2013-11-18 32249, 2013
ianmcorvidae
not laying around, no
2013-11-18 32201, 2013
ianmcorvidae
I sent nikki a report thingy, maybe I can hunt that down again
2013-11-18 32201, 2013
ruaok
and then we can pick this up once we have some numbers to look at.
2013-11-18 32202, 2013
nikki
how would merging work?
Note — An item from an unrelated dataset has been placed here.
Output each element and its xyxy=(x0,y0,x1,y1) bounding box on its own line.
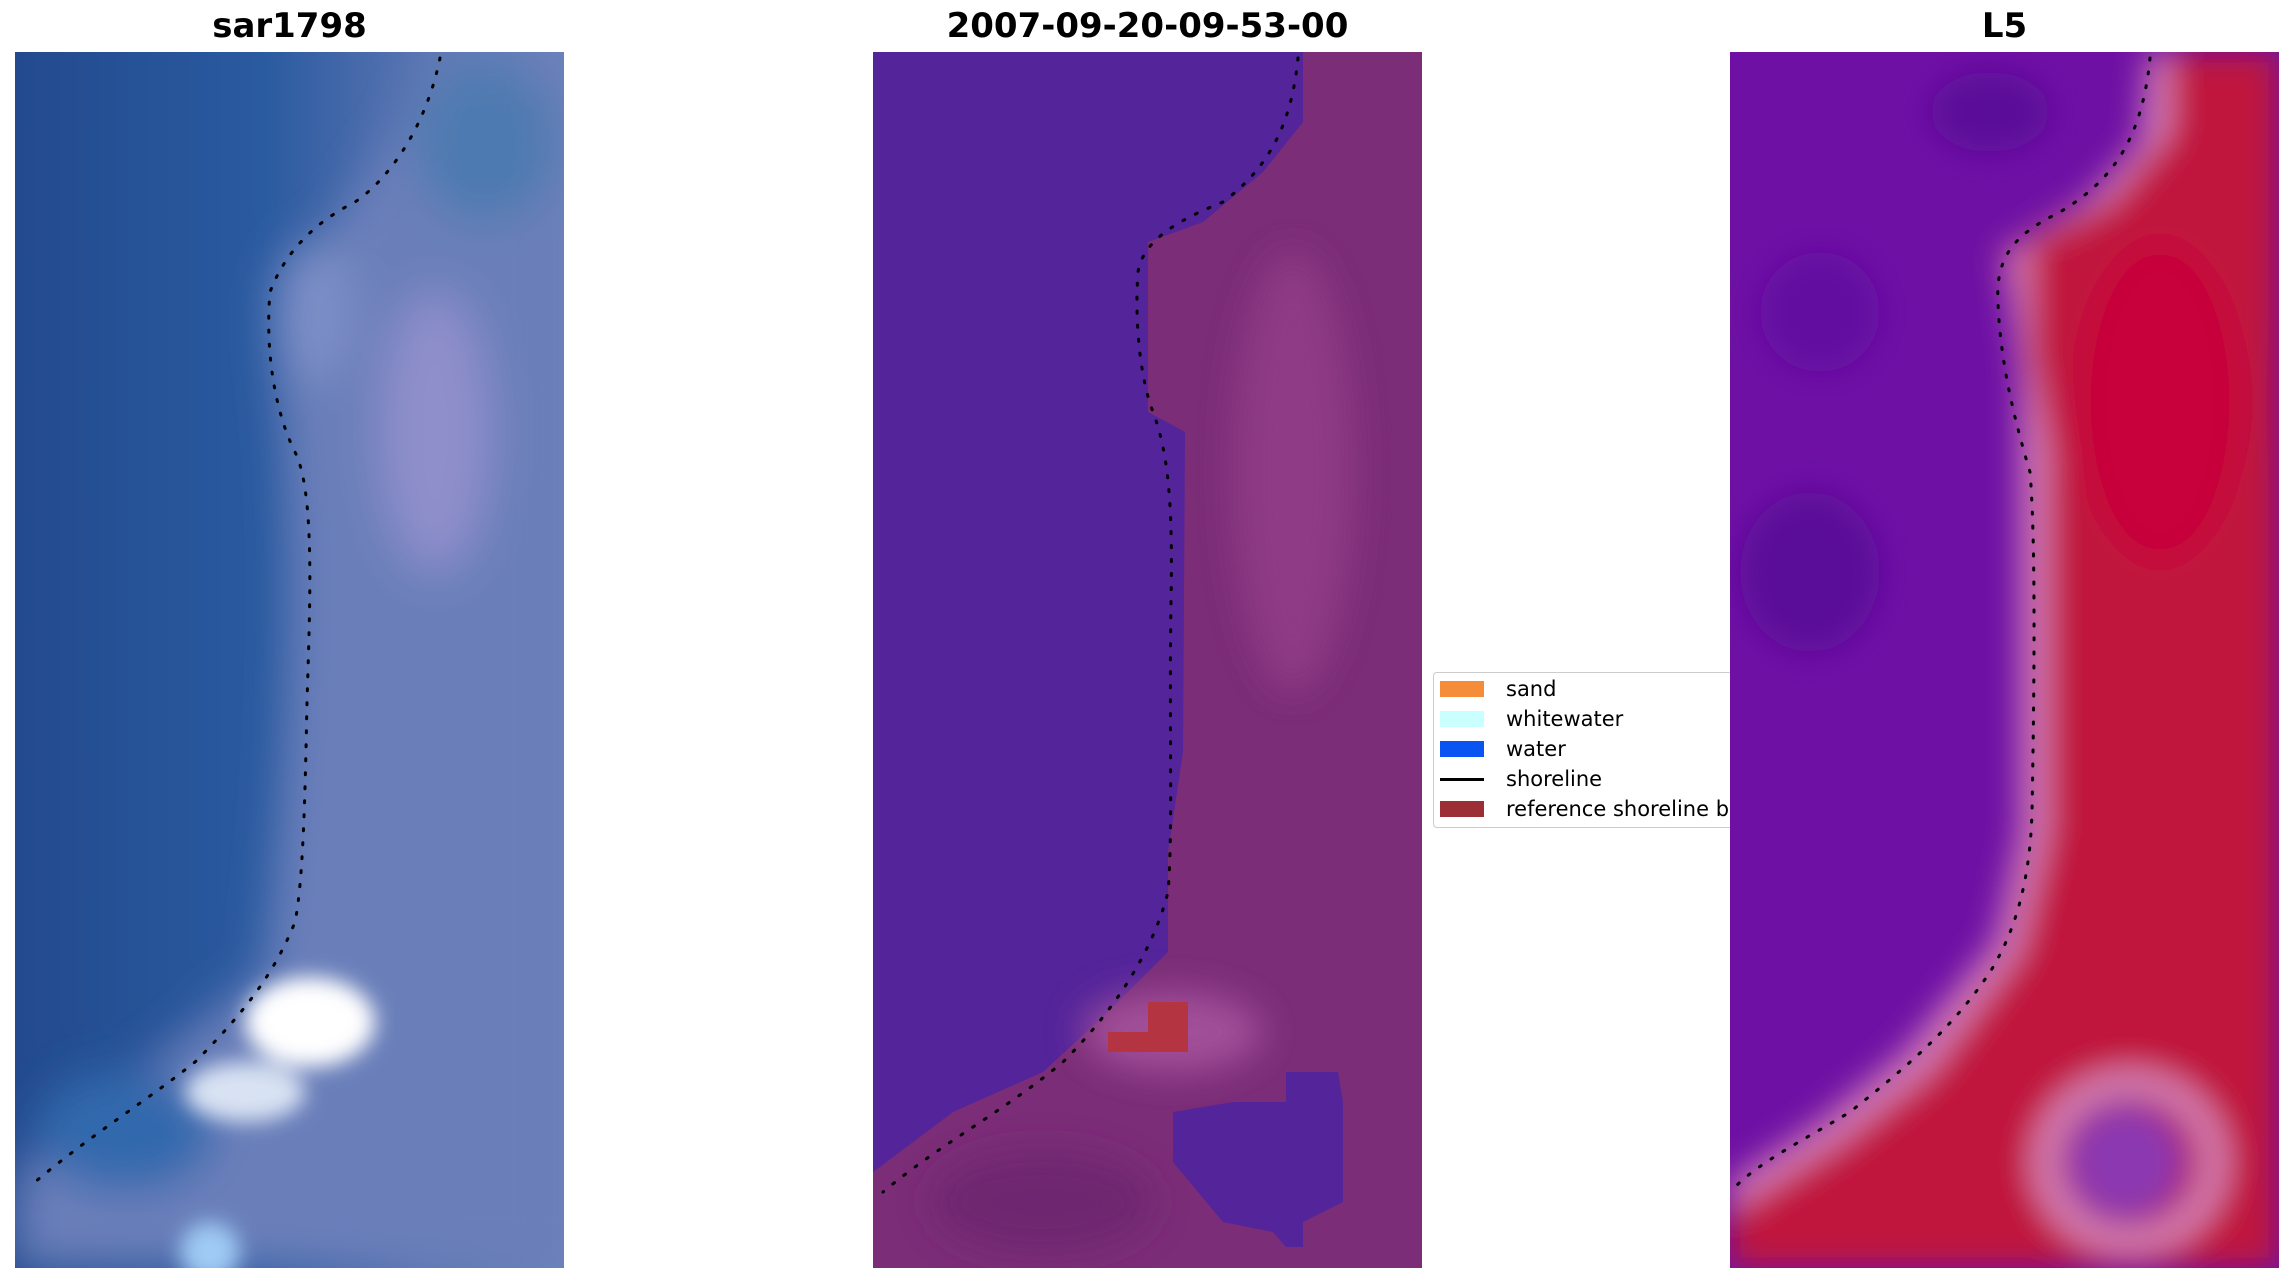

I'm not sure I agree with having people who are already well-known go around changing their usernames all the time by merging into a new one
2013-11-18 32209, 2013
ruaok
and also to ponder this more.
2013-11-18 32226, 2013
ocharles
i again don't really see what the problem we're trying to solve is
2013-11-18 32232, 2013
ocharles
is this a numbers thing?
2013-11-18 32239, 2013
ruaok
clean up cruft in our db.
2013-11-18 32252, 2013
ruaok
we aim to have a clean db, therefore want the spammer user accounts gone
2013-11-18 32204, 2013
derwin
"why" ?
2013-11-18 32220, 2013
derwin
I mean, as a DBA, I <3 clean DB.. but.. in reality often not justifiable?
2013-11-18 32221, 2013
ruaok
we dot accept clutter elsewhere. why accept it here?
2013-11-18 32227, 2013
ianmcorvidae
there's a bunch of different things we want, I think, and we're helpfully talking about all of them at once
2013-11-18 32228, 2013
ocharles
because it's not public
2013-11-18 32239, 2013
ocharles
we have cruft in the code too, and we live with that :)
2013-11-18 32251, 2013
ianmcorvidae
yeah, I mean, that argument can apply to, say, tags and cdstubs too
2013-11-18 32221, 2013
reodroid
IMO mostly because we don't have n million real editors and it feels misleading to claim that because of spammers
2013-11-18 32230, 2013
ruaok
reodroid: +1
2013-11-18 32233, 2013
ocharles
reodroid: surely we can formulate better queries to get better insight
2013-11-18 32238, 2013
marcooliveira joined the channel
2013-11-18 32243, 2013
reodroid
I might as well keep them if we can not count it for stats
2013-11-18 32246, 2013
ocharles
we have more options than just SELECT count(*) FROM editor
2013-11-18 32258, 2013
derwin
every "[x] has [y] users" stat you have ever seen, ever, has been misleading in the same way.
2013-11-18 32203, 2013
ruaok
ocharles: I'd love for you to spend a couple of hours on this when you can.
2013-11-18 32207, 2013
ianmcorvidae
improving the query for count.editor.valid and maybe adding a count.editor.inactive stat would be reasonable
2013-11-18 32209, 2013
ruaok
see if you can come up with anything interesting.
2013-11-18 32215, 2013
ocharles
ruaok: ok, what bit is the "this"?
2013-11-18 32226, 2013
ruaok
"we have more options than just SELECT count(*) FROM editor"
2013-11-18 32227, 2013
ocharles
ok
2013-11-18 32230, 2013
reodroid
derwin: probably, that doesn't mean we shouldn't try to avoid it :)
2013-11-18 32237, 2013
ocharles
i'd be happy to do some analysis there
2013-11-18 32239, 2013
derwin
it may? heh.
2013-11-18 32253, 2013
ruaok
ok, lets leave it here for now.
2013-11-18 32202, 2013
ruaok
we've spent 40 minutes on this already
2013-11-18 32208, 2013
ianmcorvidae
I'll try to have some numbers on email reuse for next week.
2013-11-18 32222, 2013
ruaok
we have one concrete step (nofollow) and then some investigation by both ianmcorvidae and ocharles
2013-11-18 32229, 2013
ruaok
then next week we look at it again.
2013-11-18 32235, 2013
ruaok
sound reasonable?
2013-11-18 32248, 2013
ruaok
ianmcorvidae: OAuth2 MAC auth
2013-11-18 32259, 2013
ianmcorvidae
I'm also happy to look at stats if ocharles would rather look at his in-progress stuff
2013-11-18 32202, 2013
ianmcorvidae
anyway
2013-11-18 32203, 2013
ianmcorvidae
MAC auth.
2013-11-18 32219, 2013
ianmcorvidae
so we currently support two varieties of authentication with OAuth
2013-11-18 32223, 2013
ianmcorvidae
bearer tokens and MAC tokens
2013-11-18 32243, 2013
ocharles
ianmcorvidae: that might work better, now that i have more work attribute stuff to do
2013-11-18 32245, 2013
ianmcorvidae
bearer is much easier to use and actually standardized; MAC was added, as luks said, because at the time he assumed that using https requests in picard would be a no-no
2013-11-18 32205, 2013
ianmcorvidae
MAC auth is also misimplemented in a way that makes the tests very very angry with me on perl 5.18
2013-11-18 32213, 2013
ocharles
:)
2013-11-18 32222, 2013
ianmcorvidae
we could fix it, but I'd like to propose we just remove MAC auth instead.